Monday, January 12, 2015

Outrage and #JeSuisCharlie

One of the hardest lessons of modern civilization is the fact that most people are proles. I don't mean this in the Marxist sense (though Marxism is often sold to them this way), but rather in the sense that these people consume culture rather than contribute to it. They see an attack like that on the office of Charlie Hebdo as an "outrage."

Then they hold protests, candlelight vigils, promote hashtags and talk a lot about "praying for the victims." But they don't actually DO anything. They'll never write an original post. They won't take a critical look at the relationships between Islam and the West. They definitely won't fight. Their outrage becomes meaningless, and is soon forgotten. They say "We Are Charlie Hebdo." But they aren't.

Everything for the proles is in pre-packaged doses. The other day, meandering through the grocery store in search of something for lunch, I came across a bag of cut apples. The apples within were less fresh (there was a bit of rot around the edges) and about twice the price of the non-cut apples. I watched two people skip the fresh apples for the packaged ones.

In a sense, this is what happens with news, with "outrage" or a thousand other matters of daily life. For a moment, the prole is probably genuinely sympathetic with the victims of the attack. But that same prole will go with the pre-packaged methods of expression. Hold up a sign on the street corner. Join a march. Hashtag the hell out of Twitter or talk about prayer. Never will it occur to him to do anything productive, because the unproductive actions will generate just as much positive feeling in him for less effort. You will see no original thoughts on solving the problem. He won't call his political representatives nor run for office himself. He won't even pen an original blog post (but may crib pithy quotes from others).

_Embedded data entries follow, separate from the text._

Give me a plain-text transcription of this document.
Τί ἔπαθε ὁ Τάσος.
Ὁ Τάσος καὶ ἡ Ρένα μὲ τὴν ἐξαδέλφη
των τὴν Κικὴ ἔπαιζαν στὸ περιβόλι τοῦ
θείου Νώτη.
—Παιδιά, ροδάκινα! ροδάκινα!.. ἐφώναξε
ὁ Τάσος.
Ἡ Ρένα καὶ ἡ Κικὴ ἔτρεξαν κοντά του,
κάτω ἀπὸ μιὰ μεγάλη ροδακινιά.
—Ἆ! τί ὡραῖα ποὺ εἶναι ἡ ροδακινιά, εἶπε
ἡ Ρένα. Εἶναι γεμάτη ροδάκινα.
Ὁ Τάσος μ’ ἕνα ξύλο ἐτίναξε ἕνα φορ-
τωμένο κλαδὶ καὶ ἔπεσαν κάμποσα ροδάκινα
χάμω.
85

Doing something requires a level of effort on the part of the prole, and like the shoppers skipping fresh apples for pre-cut rotten ones, that effort is just a bit too much for them. Better to go with the canned solution. So much of modern life in the Western world can be described this way. Pre-packaged politicians, windy gasbags saying the same tired tripe every other speechwriter in history has used before. Television shows and movies, packaged with shiny special effects and sexy actresses, but lacking in meaning or story. Go to any modern musical concert. Sensational packaging. Limited content.

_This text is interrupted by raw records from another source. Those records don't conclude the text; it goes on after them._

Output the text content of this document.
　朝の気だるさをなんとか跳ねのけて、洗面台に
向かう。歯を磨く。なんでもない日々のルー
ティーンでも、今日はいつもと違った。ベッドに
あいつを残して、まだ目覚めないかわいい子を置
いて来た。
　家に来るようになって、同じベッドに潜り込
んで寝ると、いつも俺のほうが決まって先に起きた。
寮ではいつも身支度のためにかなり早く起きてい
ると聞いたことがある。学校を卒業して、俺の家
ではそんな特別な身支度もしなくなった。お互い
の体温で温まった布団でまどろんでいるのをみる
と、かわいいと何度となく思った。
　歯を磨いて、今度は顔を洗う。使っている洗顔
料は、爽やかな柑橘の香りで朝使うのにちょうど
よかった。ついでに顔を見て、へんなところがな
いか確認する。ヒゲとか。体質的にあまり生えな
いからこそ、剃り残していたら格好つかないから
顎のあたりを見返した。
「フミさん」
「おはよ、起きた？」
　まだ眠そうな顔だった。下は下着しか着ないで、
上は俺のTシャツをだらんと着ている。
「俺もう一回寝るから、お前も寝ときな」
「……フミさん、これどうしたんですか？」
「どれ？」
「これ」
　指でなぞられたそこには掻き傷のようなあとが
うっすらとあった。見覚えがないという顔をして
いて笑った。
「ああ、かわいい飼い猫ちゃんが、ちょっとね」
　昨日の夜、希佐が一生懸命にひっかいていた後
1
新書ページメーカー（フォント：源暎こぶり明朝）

Beyonce sings "Girls, we run this motha (yeah!)." Compare that to the Operatic ballads of old. Look at the proles themselves. They dress in a mish-mash of labels, logos and pop-culture references. They are the sum of a series of pre-packaged messages about identity.

And so the fresh apples rot, perhaps then to be cut, packaged and sold to an idiot wearing Nike shoes, carting around a Gucci bag with an iPhone 6 sticking prominently out of the top, its screen filled with the latest hashtag outrages. They aren't Charlie Hebdo. Neither am I, but at least a month from now I will remember it. The proles will be outraged by some other event they will do absolutely nothing about.